North Korea accuses “criminals” and its rival neighbor of whipping up such speculation. In particular, it points to a book published by two South Koreans who claim North Korean agents kidnapped them from Hong Kong. “In the south, the people make a fuss that I am a vegetable,” Kim Jong II reportedly told Choi Eun Hi, an actress who said she spent eight years in North Korea with her director husband, Sheen Sang Okk. According to the account, he asked her: “How do I look? A chubby fellow who looks like a long, fat poop?” The book describes Kim as a party boy who drinks Hennessy cognac while surrounded by dancing girls and sycophantic aides. A workaholic, Kim Jong II oversees a range of government functions from defense projects to the issuing of passports, Sheen told NEWSWEEK. But his passion is film. After five years, they say, he forced them to work-while stage-managing their productions through a hot line to the set. “He would make a fine director,” says Sheen.

Has Kim Jong II also tried his hand at directing terror? " Everything that any special agent does must be authorized by him," says Kim Hyon Hui, who was convicted of helping bomb Korean Air Flight 858 in 1987; 115 people died.

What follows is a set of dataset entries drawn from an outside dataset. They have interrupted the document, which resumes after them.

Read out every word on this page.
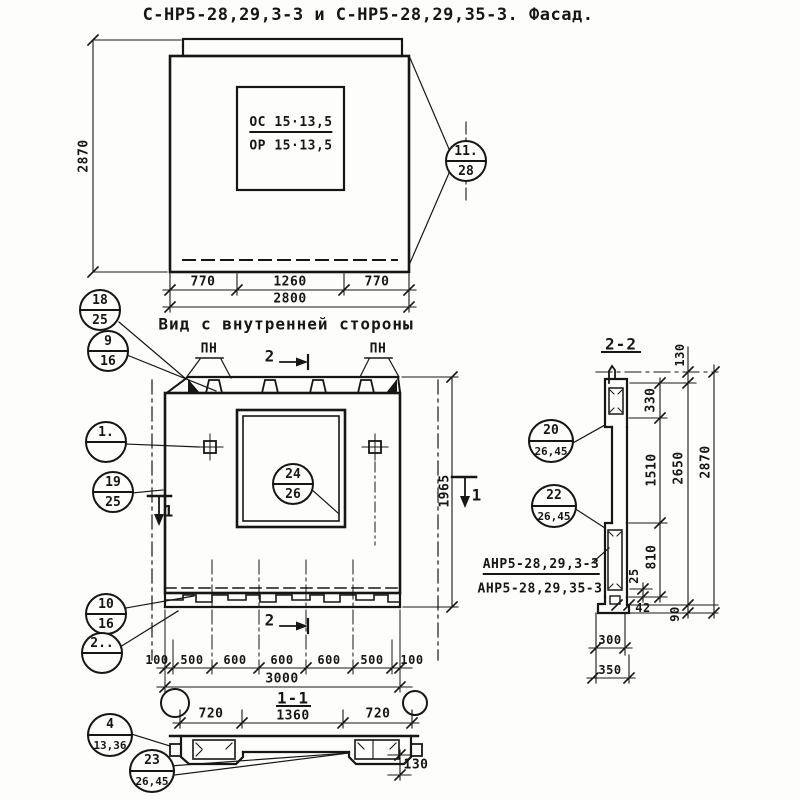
С-НР5-28,29,3-3 и С-НР5-28,29,35-3. Фасад.
2870
ОС 15·13,5
ОР 15·13,5
770	1260	770
2800
11.
28
Вид с внутренней стороны
ПН	ПН
2
2
1
1
1965
100 500 600 600 600 500 100
3000
18
25
9
16
1.
19
25
10
16
2..
24
26
1-1
720	1360	720
130
4
13,36
23
26,45
2-2	130
330
1510
810
25
2650 2870
42 90
300
350
АНР5-28,29,3-3
АНР5-28,29,35-3
20
26,45
22
26,45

North Korea denies any link to the woman. Even more sensational are accusations that Kim Jong II can be equally ruthless in his personal life. According to Katsumi Sato, a Japanese Korea watcher and editor of “Gendai Korea” magazine, when one actress rejected his advances he accused her of committing an antirevolutionary act–then rounded up the nation’s most famous actors and actresses to witness her execution. “It’s not worthy of comment,” said a North Korean spokesman in New York.

At home, North Korea’s propaganda machine is preparing the way for Dear Leader’s succession. Pilgrims to Mount Paekdu find that tablets formerly commemorating Kim II Sung’s words now attest to the son’s; a star is said to have risen over the peak on the day he was born. Says a Russian diplomat in Pyongyang: “It’s unbelievable how quickly they managed to change one ’truth’ into another.”

It’s an open question whether North Koreans will swallow the new “truth”–or rebel. Sato gives a Kim Jong II administration six months or less. Food shortages, discontent in the military and rising consciousness of North Korea’s relative poverty in the world spell his doom, he says. The Great Leader obviously intends to leave his son an heirloom. But it may be one too fragile to last.